Survey: 21st century skills contribute to success at work
According to a survey from Gallup, young U.S. adults who developed 21st century skills (many of which are currently emphasized in the Common Core State Standards) while in school were much more likely to report a higher work quality.
To conduct the survey, Gallup polled approximately 1,000 adults ages 18 to 35, asking about the advanced learning skills they developed during their last year of school. The skills in question are also widely referred to as 21st century skills because of their necessity in the modern American workplace.
But what exactly are 21st century skills? Without further analysis, the term can seem fairly vague. In general, they are the skills that individuals need to keep up with workplace demands in the globalized society of the 21st century. While digital literacy has a large role to play, there are other factors to take into consideration. Gallup tested for knowledge construction, collaboration, communication, real-world problem solving, global awareness and technology used in learning.
Many of these skills may seem like something students will just pick up on as they live their lives, but the survey results indicate that young adults who had a high degree of exposure to these skills in their last year of school were the ones who expressed the feeling that they are successful and valued at their current jobs.
When analyzing the survey results, Gallup measured the work quality of respondents in four ways: success in their current job, having a voice in decision-making at work, being a valued member of their workplace, and how they view their success relative to their peers around the country. The result? Real-world problem-solving skills were most strongly linked to having a higher self-reported work quality.
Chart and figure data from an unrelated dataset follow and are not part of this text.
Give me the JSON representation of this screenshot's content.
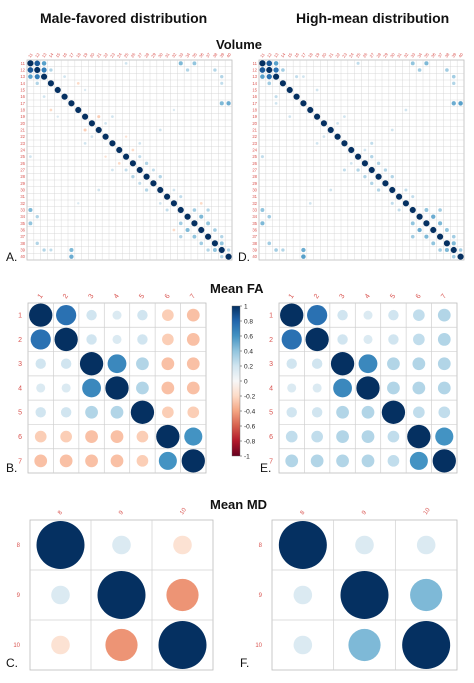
{
  "headers": {
    "left": "Male-favored distribution",
    "right": "High-mean distribution"
  },
  "sections": {
    "volume": "Volume",
    "fa": "Mean FA",
    "md": "Mean MD"
  },
  "panel_labels": [
    "A.",
    "D.",
    "B.",
    "E.",
    "C.",
    "F."
  ],
  "colors": {
    "positive_strong": "#053061",
    "positive_mid": "#4393c3",
    "positive_light": "#d1e5f0",
    "neutral": "#f7f7f7",
    "negative_light": "#fddbc7",
    "negative_mid": "#d6604d",
    "negative_strong": "#67001f",
    "tick_label": "#d9534f",
    "grid": "#d0d0d0"
  },
  "colorbar": {
    "ticks": [
      "1",
      "0.8",
      "0.6",
      "0.4",
      "0.2",
      "0",
      "-0.2",
      "-0.4",
      "-0.6",
      "-0.8",
      "-1"
    ]
  },
  "chart_data": [
    {
      "type": "heatmap",
      "panel": "A.",
      "section": "Volume",
      "column": "Male-favored distribution",
      "labels": [
        "11",
        "12",
        "13",
        "14",
        "15",
        "16",
        "17",
        "18",
        "19",
        "20",
        "21",
        "22",
        "23",
        "24",
        "25",
        "26",
        "27",
        "28",
        "29",
        "30",
        "31",
        "32",
        "33",
        "34",
        "35",
        "36",
        "37",
        "38",
        "39",
        "40"
      ],
      "offdiag": [
        [
          0,
          1,
          0.85
        ],
        [
          1,
          2,
          0.7
        ],
        [
          0,
          2,
          0.55
        ],
        [
          1,
          3,
          0.3
        ],
        [
          0,
          24,
          0.4
        ],
        [
          1,
          23,
          0.3
        ],
        [
          0,
          22,
          0.45
        ],
        [
          6,
          29,
          0.5
        ],
        [
          6,
          28,
          0.45
        ],
        [
          13,
          15,
          -0.2
        ],
        [
          10,
          8,
          -0.25
        ],
        [
          3,
          7,
          -0.2
        ],
        [
          22,
          24,
          0.35
        ],
        [
          23,
          25,
          0.45
        ],
        [
          24,
          26,
          0.4
        ],
        [
          22,
          26,
          0.3
        ],
        [
          25,
          27,
          0.35
        ],
        [
          26,
          28,
          0.3
        ],
        [
          27,
          28,
          0.4
        ],
        [
          28,
          29,
          0.3
        ],
        [
          16,
          18,
          0.25
        ],
        [
          15,
          17,
          0.3
        ],
        [
          17,
          19,
          0.3
        ],
        [
          14,
          16,
          0.25
        ],
        [
          19,
          21,
          0.2
        ],
        [
          20,
          22,
          0.25
        ],
        [
          2,
          5,
          0.2
        ],
        [
          4,
          8,
          0.15
        ],
        [
          11,
          14,
          -0.15
        ],
        [
          8,
          12,
          0.2
        ],
        [
          9,
          11,
          0.2
        ],
        [
          2,
          28,
          0.3
        ],
        [
          3,
          28,
          0.25
        ],
        [
          16,
          12,
          0.2
        ],
        [
          1,
          27,
          0.3
        ],
        [
          0,
          14,
          0.2
        ],
        [
          7,
          21,
          0.15
        ],
        [
          21,
          25,
          -0.2
        ],
        [
          10,
          19,
          0.2
        ]
      ]
    },
    {
      "type": "heatmap",
      "panel": "D.",
      "section": "Volume",
      "column": "High-mean distribution",
      "labels": [
        "11",
        "12",
        "13",
        "14",
        "15",
        "16",
        "17",
        "18",
        "19",
        "20",
        "21",
        "22",
        "23",
        "24",
        "25",
        "26",
        "27",
        "28",
        "29",
        "30",
        "31",
        "32",
        "33",
        "34",
        "35",
        "36",
        "37",
        "38",
        "39",
        "40"
      ],
      "offdiag": [
        [
          0,
          1,
          0.85
        ],
        [
          1,
          2,
          0.75
        ],
        [
          0,
          2,
          0.55
        ],
        [
          1,
          3,
          0.35
        ],
        [
          0,
          24,
          0.45
        ],
        [
          1,
          23,
          0.35
        ],
        [
          0,
          22,
          0.4
        ],
        [
          6,
          29,
          0.55
        ],
        [
          6,
          28,
          0.5
        ],
        [
          13,
          15,
          0.2
        ],
        [
          22,
          24,
          0.4
        ],
        [
          23,
          25,
          0.5
        ],
        [
          24,
          26,
          0.45
        ],
        [
          22,
          26,
          0.35
        ],
        [
          25,
          27,
          0.4
        ],
        [
          26,
          28,
          0.35
        ],
        [
          27,
          28,
          0.45
        ],
        [
          28,
          29,
          0.35
        ],
        [
          16,
          18,
          0.3
        ],
        [
          15,
          17,
          0.3
        ],
        [
          17,
          19,
          0.3
        ],
        [
          14,
          16,
          0.3
        ],
        [
          19,
          21,
          0.25
        ],
        [
          20,
          22,
          0.25
        ],
        [
          2,
          5,
          0.25
        ],
        [
          4,
          8,
          0.2
        ],
        [
          8,
          12,
          0.2
        ],
        [
          9,
          11,
          0.2
        ],
        [
          2,
          28,
          0.35
        ],
        [
          3,
          28,
          0.3
        ],
        [
          16,
          12,
          0.25
        ],
        [
          1,
          27,
          0.35
        ],
        [
          0,
          14,
          0.25
        ],
        [
          7,
          21,
          0.2
        ],
        [
          10,
          19,
          0.2
        ],
        [
          2,
          6,
          0.2
        ]
      ]
    },
    {
      "type": "heatmap",
      "panel": "B.",
      "section": "Mean FA",
      "column": "Male-favored distribution",
      "labels": [
        "1",
        "2",
        "3",
        "4",
        "5",
        "6",
        "7"
      ],
      "matrix": [
        [
          1,
          0.75,
          0.2,
          0.15,
          0.2,
          -0.25,
          -0.3
        ],
        [
          0.75,
          1,
          0.2,
          0.15,
          0.2,
          -0.25,
          -0.3
        ],
        [
          0.2,
          0.2,
          1,
          0.65,
          0.3,
          -0.3,
          -0.3
        ],
        [
          0.15,
          0.15,
          0.65,
          1,
          0.3,
          -0.3,
          -0.3
        ],
        [
          0.2,
          0.2,
          0.3,
          0.3,
          1,
          -0.25,
          -0.25
        ],
        [
          -0.25,
          -0.25,
          -0.3,
          -0.3,
          -0.25,
          1,
          0.6
        ],
        [
          -0.3,
          -0.3,
          -0.3,
          -0.3,
          -0.25,
          0.6,
          1
        ]
      ]
    },
    {
      "type": "heatmap",
      "panel": "E.",
      "section": "Mean FA",
      "column": "High-mean distribution",
      "labels": [
        "1",
        "2",
        "3",
        "4",
        "5",
        "6",
        "7"
      ],
      "matrix": [
        [
          1,
          0.75,
          0.2,
          0.15,
          0.2,
          0.25,
          0.3
        ],
        [
          0.75,
          1,
          0.2,
          0.15,
          0.2,
          0.25,
          0.3
        ],
        [
          0.2,
          0.2,
          1,
          0.65,
          0.3,
          0.3,
          0.3
        ],
        [
          0.15,
          0.15,
          0.65,
          1,
          0.3,
          0.3,
          0.3
        ],
        [
          0.2,
          0.2,
          0.3,
          0.3,
          1,
          0.25,
          0.25
        ],
        [
          0.25,
          0.25,
          0.3,
          0.3,
          0.25,
          1,
          0.6
        ],
        [
          0.3,
          0.3,
          0.3,
          0.3,
          0.25,
          0.6,
          1
        ]
      ]
    },
    {
      "type": "heatmap",
      "panel": "C.",
      "section": "Mean MD",
      "column": "Male-favored distribution",
      "labels": [
        "8",
        "9",
        "10"
      ],
      "matrix": [
        [
          1,
          0.15,
          -0.15
        ],
        [
          0.15,
          1,
          -0.45
        ],
        [
          -0.15,
          -0.45,
          1
        ]
      ]
    },
    {
      "type": "heatmap",
      "panel": "F.",
      "section": "Mean MD",
      "column": "High-mean distribution",
      "labels": [
        "8",
        "9",
        "10"
      ],
      "matrix": [
        [
          1,
          0.15,
          0.15
        ],
        [
          0.15,
          1,
          0.45
        ],
        [
          0.15,
          0.45,
          1
        ]
      ]
    }
  ]
}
Perhaps even more telling is the split even within the category of young adults when it comes to learning to apply real-world skills. According to the survey, 37 percent of respondents ages 18 to 22 said they applied the knowledge they learned in the classroom to solve real-world problems during their last year of school, while only 28 percent of adults ages 23 to 25 said the same.
This difference could be the result of several factors, one of which is the shift in American education towards fostering 21st century skills by introducing technology and project-based learning into the classroom.
Will the trend continue? It seems likely. The Common Core State Standards will soon be fully implemented in 45 states and the District of Columbia, and they are specifically designed to prepare students for the careers of the 21st century.
In addition, organizations such as the Partnership for 21st Century Skills are leading the push toward giving students the academic tools and knowledge they will need to be successful in the real world.
As educators shift the focus away from textbooks and towards real-world applications, students will gain the skills they need to be positive and productive contributors to the American workplace.